Q. Bruno, did you make that ladder?

A. I would be a second-hand carpenter if I make such a ladder.

I was struck by the incongruously high-pitched voice that came out of that virile athletic body, but I was later to observe a similar phenomenon in such undoubted manly specimens as Jack Dempsey, Fiorello La Guardia, Ernest Hemingway, and General Patton.

A definite obstacle to the proceedings were the mink-clad ladies from café society (the generational parent of the jet set and grandparent of the Beautiful People) who swarmed to the trial like the knitting women at the base of the guillotine during the Terror. Throughout the sessions they chatted, tittered, and giggled without concern for the fact that a man charged with the murder of a baby was on trial for his life. So many of them turned up in Flemington that the Journal assigned one of its society columnists, a Mrs. Sigourney Thayer who wrote under the house pseudonym “Madame Flutterby,” to spend full time at the trial reporting nothing but the activities of the women in mink.

In an angry piece for the New York Times novelist Edna Ferber wrote: “I found all the Maxwell party countersigns and passwords were being cooed back and forth.
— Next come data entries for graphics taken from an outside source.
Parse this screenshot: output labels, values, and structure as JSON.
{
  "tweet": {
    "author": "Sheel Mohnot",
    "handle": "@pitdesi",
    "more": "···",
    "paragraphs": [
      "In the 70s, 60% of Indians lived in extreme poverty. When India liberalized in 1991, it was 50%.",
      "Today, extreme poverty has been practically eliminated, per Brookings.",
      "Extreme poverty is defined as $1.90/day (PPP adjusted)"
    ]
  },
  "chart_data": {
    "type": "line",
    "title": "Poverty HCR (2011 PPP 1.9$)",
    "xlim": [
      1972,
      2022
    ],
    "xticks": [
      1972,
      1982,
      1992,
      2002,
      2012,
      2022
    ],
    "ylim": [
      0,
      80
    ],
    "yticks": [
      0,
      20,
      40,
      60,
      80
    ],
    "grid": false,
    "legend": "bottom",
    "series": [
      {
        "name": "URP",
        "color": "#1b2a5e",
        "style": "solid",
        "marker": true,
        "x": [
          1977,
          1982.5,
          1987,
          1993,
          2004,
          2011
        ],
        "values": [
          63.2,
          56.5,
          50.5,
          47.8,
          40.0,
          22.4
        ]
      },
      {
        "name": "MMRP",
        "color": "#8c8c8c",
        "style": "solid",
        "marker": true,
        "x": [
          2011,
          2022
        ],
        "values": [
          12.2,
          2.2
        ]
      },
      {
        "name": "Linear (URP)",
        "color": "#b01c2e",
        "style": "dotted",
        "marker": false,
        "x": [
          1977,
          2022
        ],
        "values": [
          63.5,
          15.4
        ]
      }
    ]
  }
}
All the mink coats were saying to the Savile Row topcoats and burgundy mufflers, ‘Hello, darling! How are you? Isn’t this divine?'”

But high as Miss Ferber soared in her indignation, I believe she fell short of the social commentary we put together in the Post by simply quoting from the Encyclopedia Britannica’s wholly objective description of the mink as a “fur-bearing animal … of the weasel family … Few mammals are as voracious and bloodthirsty. … The female is of a savage disposition.”

Miss Ferber was herself one of another genus, the “trained seal,” as we working reporters called them, celebrities in other writing media who were sent to the trial by various newspapers and news agencies to catch a quick impression and make profound observations. Also present were Alexander Woollcott, the sage of the New Yorker , and novelists Fannie Hurst, Kathleen Norris, and Ford Madox Ford, who invariably found themselves thoroughly confused by the twists and turns of the testimony and would eventually appeal to some fiftydollar-a-week reporter of the working press to guide them through the maze.

As an aspiring young novelist I was flattered to do service for the most distinguished trained seal of the lot, Ford Madox Ford, a huge, kindly mass of a man well described at the time as resembling a beached whale and very near destitution because of the meager sales of his novels in the Depression. At Ford’s request I showed him around town so he could stock up on overnight supplies. At the drugstore he asked, wistfully, for “the very smallest quantity of toothpaste that you sell” (a ten-cent tube) and elsewhere for “the cheapest spirits you stock, and the very smallest quantity” (this last was a half pint of applejack, the highly potent and potable vin du pays of Hunterdon County, priced at seventy-five cents).

Though the strongest aspects of the case against Hauptmann proved to be a mass of solid, objective evidence of a kind that laymen mistakenly downgrade because it is “circumstantial,” there were also a host of eyewitnesses who claimed to have beheld Hauptmann in a variety of damaging situations. Chief among them was John F. Condon (“Jafsie,” as he called himself), a heavyset, seventy-four-year-old retired elementary-school teacher from “the beautiful borough of the Bronx.” In one of the more bizarre turns of the case he became the intermediary in the ransom negotiations simply by writing a letter to a neighborhood newspaper offering his services —with the astonishing result that the kidnapper, whom he later positively identified as Hauptmann, got in touch with him at once and met with him twice face to face.